En 1952, deux jeunes Argentins, l’un fraîchement diplômé en biochimie, l’autre encore étudiant en médecine, enfourchent une vieille bécane pour un périple à travers toute l’Amérique du Sud. Détail cocasse : le plus jeune des deux se nomme Ernesto Guevara. Carnets de voyage est l’adaptation du journal du Che tenu à l’époque, Mi Primer gran viaje, auquel est mêlé le récit de son compagnon de route, Alberto Granado, Con el Che por Sudamerica. Nul autre enjeu, sachant comme tout le monde à quel destin est appelé Guevara, de jouer sur l’initiation politique par la route. Aussi le pompon du film -l’éveil d’une conscience révolutionnaire dans la tête d’un jeune bourgeois portègne- est d’emblée éventé. Reste à suivre l’épopée, les milliers de kilomètres avalés par les randonneurs, avec pour seule occupation de l’esprit une seule et même triple devinette à décliner : où, quand, comment Ernesto Guevara prend en pleine figure la misère du continent ? ; où, quand, comment sa vocation naît ? (et à la limite, où, quand, comment le surnom Che lui est-il attribué ?).

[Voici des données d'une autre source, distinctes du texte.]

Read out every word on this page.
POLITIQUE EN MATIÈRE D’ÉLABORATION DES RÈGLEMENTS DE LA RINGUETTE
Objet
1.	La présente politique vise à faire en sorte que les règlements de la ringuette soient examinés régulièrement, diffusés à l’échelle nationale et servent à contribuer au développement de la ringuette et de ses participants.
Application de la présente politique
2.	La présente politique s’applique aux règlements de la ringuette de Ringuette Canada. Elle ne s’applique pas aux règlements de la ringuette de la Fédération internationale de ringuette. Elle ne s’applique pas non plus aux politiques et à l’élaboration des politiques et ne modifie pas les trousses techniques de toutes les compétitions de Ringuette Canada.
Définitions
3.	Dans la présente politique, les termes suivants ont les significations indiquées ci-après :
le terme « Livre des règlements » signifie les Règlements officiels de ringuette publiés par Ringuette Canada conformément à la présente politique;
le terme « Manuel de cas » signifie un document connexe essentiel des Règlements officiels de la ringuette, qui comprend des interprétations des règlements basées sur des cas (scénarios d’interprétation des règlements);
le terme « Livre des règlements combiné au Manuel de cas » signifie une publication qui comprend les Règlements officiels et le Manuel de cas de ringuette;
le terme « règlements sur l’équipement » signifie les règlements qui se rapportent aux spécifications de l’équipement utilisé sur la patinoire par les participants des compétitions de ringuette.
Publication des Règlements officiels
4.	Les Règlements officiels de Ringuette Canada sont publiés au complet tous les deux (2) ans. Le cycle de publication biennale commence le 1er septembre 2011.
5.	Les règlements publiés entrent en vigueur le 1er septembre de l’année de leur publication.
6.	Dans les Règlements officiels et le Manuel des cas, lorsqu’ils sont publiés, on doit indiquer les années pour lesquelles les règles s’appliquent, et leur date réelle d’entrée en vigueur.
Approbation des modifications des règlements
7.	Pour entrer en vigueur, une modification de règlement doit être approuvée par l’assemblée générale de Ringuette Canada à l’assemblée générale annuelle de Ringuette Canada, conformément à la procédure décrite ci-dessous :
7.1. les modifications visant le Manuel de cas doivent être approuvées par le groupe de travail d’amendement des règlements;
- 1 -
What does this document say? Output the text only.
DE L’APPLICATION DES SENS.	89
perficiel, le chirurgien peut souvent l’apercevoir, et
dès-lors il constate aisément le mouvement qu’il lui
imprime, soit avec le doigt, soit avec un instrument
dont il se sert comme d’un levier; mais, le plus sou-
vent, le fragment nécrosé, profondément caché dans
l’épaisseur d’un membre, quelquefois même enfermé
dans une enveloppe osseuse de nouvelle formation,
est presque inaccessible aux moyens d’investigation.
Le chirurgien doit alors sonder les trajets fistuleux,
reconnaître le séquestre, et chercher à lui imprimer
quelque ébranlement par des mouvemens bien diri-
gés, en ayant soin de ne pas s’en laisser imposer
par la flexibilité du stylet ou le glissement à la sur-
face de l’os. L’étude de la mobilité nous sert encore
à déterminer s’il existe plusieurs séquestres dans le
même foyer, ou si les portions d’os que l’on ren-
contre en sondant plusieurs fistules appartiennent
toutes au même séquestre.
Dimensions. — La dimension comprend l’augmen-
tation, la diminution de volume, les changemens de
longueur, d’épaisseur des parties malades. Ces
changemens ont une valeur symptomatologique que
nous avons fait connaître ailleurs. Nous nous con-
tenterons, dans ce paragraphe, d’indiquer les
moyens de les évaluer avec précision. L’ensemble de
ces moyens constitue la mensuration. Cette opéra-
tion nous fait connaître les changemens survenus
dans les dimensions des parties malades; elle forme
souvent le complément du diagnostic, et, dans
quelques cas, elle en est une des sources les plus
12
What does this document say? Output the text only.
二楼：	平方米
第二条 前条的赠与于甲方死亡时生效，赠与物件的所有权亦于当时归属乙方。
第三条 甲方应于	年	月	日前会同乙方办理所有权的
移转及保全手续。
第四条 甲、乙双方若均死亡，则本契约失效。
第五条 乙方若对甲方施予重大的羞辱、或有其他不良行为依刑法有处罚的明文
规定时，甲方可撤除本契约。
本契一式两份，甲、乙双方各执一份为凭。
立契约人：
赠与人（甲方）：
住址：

A n’y voir qu’une balade à travers beautés et souffrances du continent sud-américain, le film vaut son pesant de pellicule : beaucoup de soin dans les images (signées Eric Gautier), de beaux paysages, un road-movie qui n’avance pas vraiment (dans la fiction) tout en couvrant un terrain immense (dans la géographie traversée, le plus souvent à coups de hoquets et d’ellipses kilométriques). Mais si l’on y mêle, comme son sujet le réclame, une affaire de point de vue sur un personnage -le récit quasi biblique de la jeunesse du messie- alors circulez. Salles s’affaire sagement à délogoïser le Che, le renvoyant à sa condition initiale de jeune bourgeois vraiment bien sous toutes les coutures dont le futur mythique est déjà inscrit, n’en doutons pas, dans son code génétique. Sympa, le Che en vacances, mais quand même : puisqu’il y a initiation à la révolte face à la réalité du terrain, alors il faut bien la montrer cette réalité. Et comme le film aura échoué à s’extraire du bourbier hagiographique, Salles un peu lâchement clôt son film sur une série de portraits de damnés de la terre à la Yann Arthus-Bertrand, exhibés comme garanties d’authenticité -geste de fausse générosité, ou alors générosité calculée. De la part d’un cinéaste venu du pays de Glauber Rocha, on a le droit d’attendre mieux. Oeuvrette très consensuelle sur une figure qui n’a pas vocation à l’être : quelque chose ne tourne pas rond dans Carnets de voyage, tandis qu’une autre ronronne, ronfle, et les pas feutrés du film font tout pour l’empêcher de se réveiller.